Thursday, November 21, 2024

What is the Real Value of a Petition?

Dear Editor,

Suggesting a petition should be used to drive public policy is a pretty dangerous business to get into. Petitions are the crudest possible measures of support/lack of support out there. They’re also the cheapest and easiest to organize, so they’re pretty common. It’s good to recognize the pitfalls inherent in petitions.

For the organizers petitions are the best thing going. You only record the people who agree with you. You ignore everyone else. If it takes approaching 10, 100, or even 1,000 people to get one single person to sign your petition, you still get the same number of signatures. One. Then you move on to the next 10, 100, or 1,000 people. In a properly conducted poll or a survey the 9, 99, or 999 people who disagree with you – each time – get recorded as persons in opposition to your position. Recognized. With a petition it’s like opposing positions to yours don’t even exist. That’s bad for public policy purposes.

Petitions can be extremely difficult to keep free of bias. The question has to be simple, direct, honest, and especially, free of bias. For example, if the Save Georgian Bay volunteers went out armed with pens and clipboards and asked strangers, “Would you agree that a very dangerous and environmentally disastrous proposed construction project, one which will inevitably fail and wipe out the Town of Meaford, should be stopped? And will you please sign our petition to help stop it?” Well, very, very, few people will feel comfortable telling a complete stranger “Nope. I’m all for it. Let’s build two. And I want to help dig the holes. How long ’til Meaford gets wiped out? Roughly?”

There is plenty of research available that shows people will sign a petition SUPPORTING a position they OPPOSE just because they don’t want a stranger to think badly of them. Because of how the question was asked. And they want to simply get away. But let’s give the benefit of the doubt here. I am NOT saying that’s what Save Georgian Bay did. I haven’t even seen it personally. Let us all assume the Save Georgian Bay petition question people were asked to support was both legitimate and bias free.

The easiest way to run up the number of signatures on a petition is to petition where the support is. Maybe even include people who aren’t affected by the issue as long as they give the correct answer. Had they canvased in Calgary or Ft. McMurray, potential signers opposed to a Green Energy project could have easily been obtained numbering in the hundreds of thousands. But no doubt Save Georgian Bay thought that would strain their public credibility.

Personally I find it to still be a stretch to include all the way from Owen Sound (28 km to the west of the Base) to Barrie (100 km to the east of the Base), or 118 km of Hwy 26 all in, but you know what? If those guys feel affected? If they feel threatened? Count ’em! It’s not my petition. Except that does introduce some complications further along.

3,395 of anything seems like a lot. 3,395 passengers requires a fair sized cruise ship. But 3,395 grains of sand make for a pretty tiny beach. What about some perspective here?

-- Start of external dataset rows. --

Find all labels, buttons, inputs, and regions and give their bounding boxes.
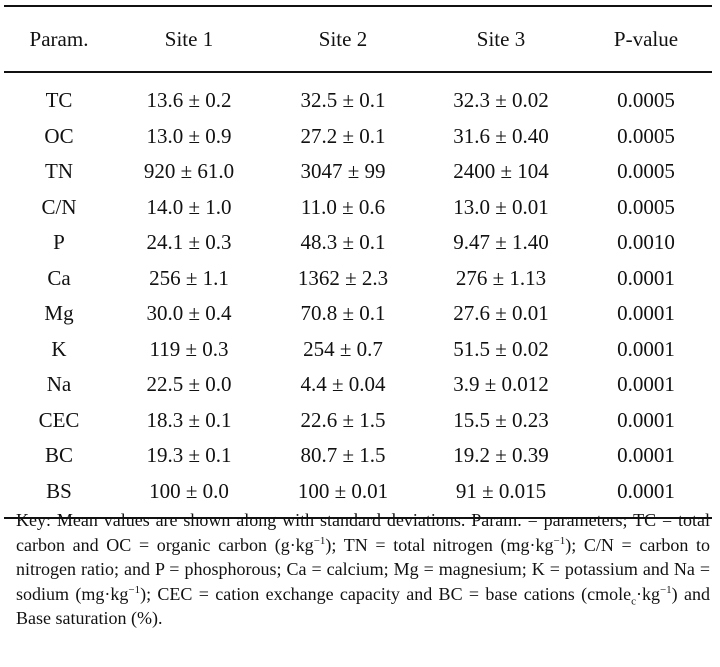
table-row: C/N 14.0 ± 1.0 11.0 ± 0.6 13.0 ± 0.01 0.0005 <box>4 190 712 226</box>
cell-param: OC <box>44 123 74 148</box>
cell-param: TC <box>45 88 73 113</box>
cell-site-3: 9.47 ± 1.40 <box>453 230 549 255</box>
cell-site-2: 3047 ± 99 <box>300 159 386 184</box>
table-row: Mg 30.0 ± 0.4 70.8 ± 0.1 27.6 ± 0.01 0.0001 <box>4 296 712 332</box>
cell-site-2: 11.0 ± 0.6 <box>300 194 386 219</box>
cell-site-3: 13.0 ± 0.01 <box>453 194 549 219</box>
cell-site-2: 100 ± 0.01 <box>264 473 422 519</box>
cell-site-3: 19.2 ± 0.39 <box>453 443 549 468</box>
key-sup-2: −1 <box>553 534 566 547</box>
cell-p-value: 0.0005 <box>617 194 675 219</box>
key-text-2: ); TN = total nitrogen (mg·kg <box>325 534 554 555</box>
table-body: TC 13.6 ± 0.2 32.5 ± 0.1 32.3 ± 0.02 0.0005 O… <box>4 72 712 519</box>
header-row: Param. Site 1 Site 2 Site 3 P-value <box>4 5 712 73</box>
header-site-3: Site 3 <box>422 5 580 73</box>
soil-properties-table: Param. Site 1 Site 2 Site 3 P-value TC 13… <box>4 5 712 519</box>
key-sup-1: −1 <box>313 534 326 547</box>
key-sup-5: −1 <box>659 583 672 596</box>
cell-site-2: 27.2 ± 0.1 <box>300 123 386 148</box>
cell-site-3: 31.6 ± 0.40 <box>453 123 549 148</box>
cell-site-1: 100 ± 0.0 <box>114 473 264 519</box>
cell-site-2: 80.7 ± 1.5 <box>300 443 386 468</box>
table-row: TC 13.6 ± 0.2 32.5 ± 0.1 32.3 ± 0.02 0.0005 <box>4 72 712 119</box>
table-header: Param. Site 1 Site 2 Site 3 P-value <box>4 5 712 73</box>
cell-site-2: 32.5 ± 0.1 <box>300 88 386 113</box>
cell-p-value: 0.0001 <box>617 372 675 397</box>
key-text-1: Key: Mean values are shown along with st… <box>16 510 710 555</box>
cell-param: Ca <box>47 265 71 290</box>
cell-site-1: 14.0 ± 1.0 <box>146 194 232 219</box>
table-row: Na 22.5 ± 0.0 4.4 ± 0.04 3.9 ± 0.012 0.0001 <box>4 367 712 403</box>
cell-param: CEC <box>38 407 80 432</box>
cell-site-1: 30.0 ± 0.4 <box>146 301 232 326</box>
cell-site-1: 19.3 ± 0.1 <box>146 443 232 468</box>
cell-site-3: 27.6 ± 0.01 <box>453 301 549 326</box>
cell-site-3: 91 ± 0.015 <box>422 473 580 519</box>
cell-p-value: 0.0001 <box>617 265 675 290</box>
cell-param: BS <box>4 473 114 519</box>
cell-p-value: 0.0001 <box>617 443 675 468</box>
key-text-3: ); C/N = carbon to nitrogen ratio; and P… <box>16 534 710 604</box>
cell-p-value: 0.0010 <box>617 230 675 255</box>
header-site-2: Site 2 <box>264 5 422 73</box>
cell-site-1: 119 ± 0.3 <box>149 336 229 361</box>
header-p-value: P-value <box>580 5 712 73</box>
cell-p-value: 0.0001 <box>617 336 675 361</box>
table-row: TN 920 ± 61.0 3047 ± 99 2400 ± 104 0.0005 <box>4 154 712 190</box>
header-param: Param. <box>4 5 114 73</box>
cell-param: BC <box>44 443 73 468</box>
key-text-6: ) and Base saturation (%). <box>16 583 711 629</box>
table-row: K 119 ± 0.3 254 ± 0.7 51.5 ± 0.02 0.0001 <box>4 332 712 368</box>
cell-site-1: 256 ± 1.1 <box>149 265 229 290</box>
cell-param: Mg <box>44 301 74 326</box>
cell-param: C/N <box>41 194 77 219</box>
cell-site-2: 70.8 ± 0.1 <box>300 301 386 326</box>
key-text-4: ); CEC = cation exchange capacity and BC… <box>140 583 632 604</box>
cell-site-2: 22.6 ± 1.5 <box>300 407 386 432</box>
cell-p-value: 0.0001 <box>617 407 675 432</box>
cell-site-1: 13.0 ± 0.9 <box>146 123 232 148</box>
cell-param: K <box>51 336 67 361</box>
cell-site-1: 18.3 ± 0.1 <box>146 407 232 432</box>
cell-param: Na <box>46 372 72 397</box>
cell-p-value: 0.0005 <box>617 88 675 113</box>
table-row: Ca 256 ± 1.1 1362 ± 2.3 276 ± 1.13 0.0001 <box>4 261 712 297</box>
key-sub-4: c <box>631 595 636 608</box>
cell-site-2: 1362 ± 2.3 <box>297 265 389 290</box>
cell-p-value: 0.0005 <box>617 159 675 184</box>
key-text-5: ·kg <box>635 583 660 604</box>
cell-site-2: 48.3 ± 0.1 <box>300 230 386 255</box>
cell-site-1: 13.6 ± 0.2 <box>146 88 232 113</box>
table-row: CEC 18.3 ± 0.1 22.6 ± 1.5 15.5 ± 0.23 0.0001 <box>4 403 712 439</box>
cell-param: TN <box>45 159 73 184</box>
cell-site-3: 51.5 ± 0.02 <box>453 336 549 361</box>
cell-site-3: 276 ± 1.13 <box>455 265 547 290</box>
cell-site-3: 15.5 ± 0.23 <box>453 407 549 432</box>
cell-site-1: 920 ± 61.0 <box>143 159 235 184</box>
cell-p-value: 0.0001 <box>617 301 675 326</box>
table-row: BS 100 ± 0.0 100 ± 0.01 91 ± 0.015 0.0001 <box>4 473 712 519</box>
cell-site-3: 32.3 ± 0.02 <box>453 88 549 113</box>
cell-p-value: 0.0005 <box>617 123 675 148</box>
table-key-note: Key: Mean values are shown along with st… <box>16 508 710 631</box>
cell-site-2: 254 ± 0.7 <box>303 336 383 361</box>
header-site-1: Site 1 <box>114 5 264 73</box>
cell-site-3: 2400 ± 104 <box>453 159 549 184</box>
cell-p-value: 0.0001 <box>580 473 712 519</box>
key-sup-3: −1 <box>128 583 141 596</box>
table-row: P 24.1 ± 0.3 48.3 ± 0.1 9.47 ± 1.40 0.0010 <box>4 225 712 261</box>
cell-param: P <box>53 230 65 255</box>
cell-site-1: 24.1 ± 0.3 <box>146 230 232 255</box>
table-row: OC 13.0 ± 0.9 27.2 ± 0.1 31.6 ± 0.40 0.0005 <box>4 119 712 155</box>
cell-site-1: 22.5 ± 0.0 <box>146 372 232 397</box>
cell-site-3: 3.9 ± 0.012 <box>453 372 549 397</box>
table-row: BC 19.3 ± 0.1 80.7 ± 1.5 19.2 ± 0.39 0.0001 <box>4 438 712 474</box>
cell-site-2: 4.4 ± 0.04 <box>300 372 386 397</box>
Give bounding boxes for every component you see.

Google tells me that the Save Georgian Bay team had at least 238,598 people they could have asked to sign their petition if they simply stuck to just the six towns named in your May 5th article. In the territory they chose, not me. With a question I already agreed we should assume was legitimate and unbiased. They got 3,395 signatures. Here’s the remaining problem with petitions. The Big One if you will.

If Save Georgian Bay canvased 3,395 people to get their 3,395 signatures, then the support for their initiative to stop the Pumped Storage Project Proposal is truly astonishing. Probably means close to 100% community support if they went on to canvas everybody!

If Save Georgian Bay canvased everyone in the territory that they thought was relevant, they got 3,395 signatures out of 238,598 people. In that case they got support from 1.42% of the community they chose. (And on a number the size of 238,598, 3,395 or 1.42% can be considered pretty much zero, statistically speaking. To avoid any arguments I’ll use 1.42% , not ‘statistically zero’.)

I’m guessing two things right now. The real Save Georgian Bay support number was somewhere between those two possible outcomes. And that we will never know what it was.

But if Mr. Ruff and Mr. Walker intend to incorporate the results of this petition into important public policy decisions, I really hope they will keep in mind that maybe somewhere between 1.42% and 100% of the people living within 0.67 and 100 km of the 4th Canadian Training Centre oppose the Pumped Storage Project Proposal. According to this petition.